Aber, auch das war Ken Lunday bekannt, die Wesbys hatten zur Zeit keine Gäste. Sie waren gestern erst von einer längeren Auslandsreise zurückgekehrt. Außerdem besaßen sie ein Motorboot, das nicht lautlos fuhr und mit seiner schneeigen Weiße sowie den Positionslichtern auch im Nebel zu erkennen sein würde.
Irgend etwas, so dachte Ken Lunday, nachdem er einen Becher mit Tee gefüllt hatte und genüßlich schlürfte, irgend etwas stimmt da nicht. Ich sollte mit Miles darüber sprechen, bevor ich im Schloß Meldung mache.

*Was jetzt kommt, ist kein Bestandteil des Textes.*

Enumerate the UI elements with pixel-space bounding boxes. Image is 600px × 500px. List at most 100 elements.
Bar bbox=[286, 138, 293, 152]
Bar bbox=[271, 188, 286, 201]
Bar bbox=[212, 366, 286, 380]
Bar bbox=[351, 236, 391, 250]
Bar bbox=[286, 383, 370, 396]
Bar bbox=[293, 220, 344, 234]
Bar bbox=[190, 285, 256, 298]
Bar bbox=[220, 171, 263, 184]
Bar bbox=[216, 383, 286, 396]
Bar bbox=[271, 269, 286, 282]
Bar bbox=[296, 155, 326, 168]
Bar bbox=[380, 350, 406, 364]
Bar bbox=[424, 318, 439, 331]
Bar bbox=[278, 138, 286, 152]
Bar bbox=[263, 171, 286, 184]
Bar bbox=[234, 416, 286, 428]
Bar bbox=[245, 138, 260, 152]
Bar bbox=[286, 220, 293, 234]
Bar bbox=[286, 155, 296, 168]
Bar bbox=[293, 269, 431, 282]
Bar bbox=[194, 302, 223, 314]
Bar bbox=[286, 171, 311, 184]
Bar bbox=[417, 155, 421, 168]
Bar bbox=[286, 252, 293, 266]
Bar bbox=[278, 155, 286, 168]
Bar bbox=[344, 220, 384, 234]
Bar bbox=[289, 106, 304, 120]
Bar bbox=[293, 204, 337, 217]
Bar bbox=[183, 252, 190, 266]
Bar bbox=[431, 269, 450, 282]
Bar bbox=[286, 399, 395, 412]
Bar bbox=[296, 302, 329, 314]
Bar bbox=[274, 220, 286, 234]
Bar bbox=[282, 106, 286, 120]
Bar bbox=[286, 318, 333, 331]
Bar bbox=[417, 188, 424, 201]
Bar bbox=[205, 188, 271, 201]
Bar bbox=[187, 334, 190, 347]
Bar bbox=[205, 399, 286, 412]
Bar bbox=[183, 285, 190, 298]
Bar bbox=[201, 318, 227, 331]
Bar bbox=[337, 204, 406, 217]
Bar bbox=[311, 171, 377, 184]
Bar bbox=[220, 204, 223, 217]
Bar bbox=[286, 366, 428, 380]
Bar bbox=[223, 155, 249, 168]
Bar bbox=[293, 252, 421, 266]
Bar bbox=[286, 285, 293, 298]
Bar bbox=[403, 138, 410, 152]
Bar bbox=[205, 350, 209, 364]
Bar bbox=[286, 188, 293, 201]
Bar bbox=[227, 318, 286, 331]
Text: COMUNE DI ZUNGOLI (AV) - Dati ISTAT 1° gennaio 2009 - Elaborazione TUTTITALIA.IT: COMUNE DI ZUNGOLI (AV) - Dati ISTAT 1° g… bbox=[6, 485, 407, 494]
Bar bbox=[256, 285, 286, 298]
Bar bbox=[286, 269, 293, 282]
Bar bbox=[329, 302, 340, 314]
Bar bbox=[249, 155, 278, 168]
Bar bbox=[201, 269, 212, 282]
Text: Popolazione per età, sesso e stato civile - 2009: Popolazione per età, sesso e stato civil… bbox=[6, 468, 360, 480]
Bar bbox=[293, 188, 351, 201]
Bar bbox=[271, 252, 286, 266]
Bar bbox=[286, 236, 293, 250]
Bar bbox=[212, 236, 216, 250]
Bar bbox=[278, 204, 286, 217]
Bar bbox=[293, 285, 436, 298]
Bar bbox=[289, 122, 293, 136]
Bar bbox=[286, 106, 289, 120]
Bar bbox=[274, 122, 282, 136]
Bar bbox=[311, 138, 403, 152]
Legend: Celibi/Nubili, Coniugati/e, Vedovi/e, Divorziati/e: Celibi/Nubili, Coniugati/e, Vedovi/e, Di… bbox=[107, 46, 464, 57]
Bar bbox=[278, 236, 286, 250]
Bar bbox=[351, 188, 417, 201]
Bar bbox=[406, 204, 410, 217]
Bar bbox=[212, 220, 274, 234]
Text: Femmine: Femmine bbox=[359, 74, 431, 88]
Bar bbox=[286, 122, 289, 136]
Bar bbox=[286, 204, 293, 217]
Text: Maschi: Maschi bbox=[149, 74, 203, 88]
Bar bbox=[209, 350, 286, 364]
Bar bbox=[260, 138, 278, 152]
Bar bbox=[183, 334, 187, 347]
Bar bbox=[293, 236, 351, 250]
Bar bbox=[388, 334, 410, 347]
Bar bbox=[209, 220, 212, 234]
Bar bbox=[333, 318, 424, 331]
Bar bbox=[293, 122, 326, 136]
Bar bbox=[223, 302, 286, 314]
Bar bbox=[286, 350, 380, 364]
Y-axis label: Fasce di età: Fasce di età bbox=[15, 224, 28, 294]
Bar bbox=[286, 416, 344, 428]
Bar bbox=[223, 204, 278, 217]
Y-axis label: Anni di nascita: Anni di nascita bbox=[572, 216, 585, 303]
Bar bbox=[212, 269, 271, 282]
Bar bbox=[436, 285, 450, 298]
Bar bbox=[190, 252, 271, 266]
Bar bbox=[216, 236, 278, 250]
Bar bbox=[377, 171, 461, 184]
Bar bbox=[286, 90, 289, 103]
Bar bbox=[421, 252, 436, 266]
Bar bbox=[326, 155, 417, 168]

Miles war acht Jahre älter und einst als Schmied tätig gewesen. Jetzt verbrachte er seinen Lebensabend damit, kleine schmiedeeiserne Gegenstände herzustellen, die er an die Touristen verkaufte.
Miles wohnte mit seiner großen Familie am westlichen Ende von Loch Alish. Er war zu beneiden, weil er die Einsamkeit des Alters nicht erfahren würde. Stets war eins seiner Enkelkinder bei ihm, die dankbarsten Zuhörer für seine spannenden Geschichten.
Aber was ich ihm morgen zu erzählen habe, dachte Ken Lunday nach dem letzten Schluck aus seinem Teebecher, übertrifft bestimmt alles, was er sich bisher ausgedacht hat.
Kaum konnte Ken Lunday es erwarten, den alten Gefährten wiederzusehen. Er traf ihn zwar nicht mehr so oft wie früher, wußte jedoch über seine Gewohnheiten Bescheid. Jeden Morgen nämlich spazierte Miles auf dem gegenüberliegenden Ufer entlang, bis hin zu der Stelle, wo er den größten seiner Fische gefangen hatte. Von diesem erzählte er immer wieder voller Stolz – und jedesmal wurde dieser Fisch in seiner Erinnerung ein wenig größer.
Ken Lunday indes fühlte sich klein und hilflos, als er dann im Bett lag. Er war überzeugt, daß heute etwas Bedrohliches nach Loch Alish gekommen war. Noch immer meinte er das höllische Gelächter zu hören. Selbst mit gesenkten Lidern sah er das rote Licht wie ein böses Auge leuchten.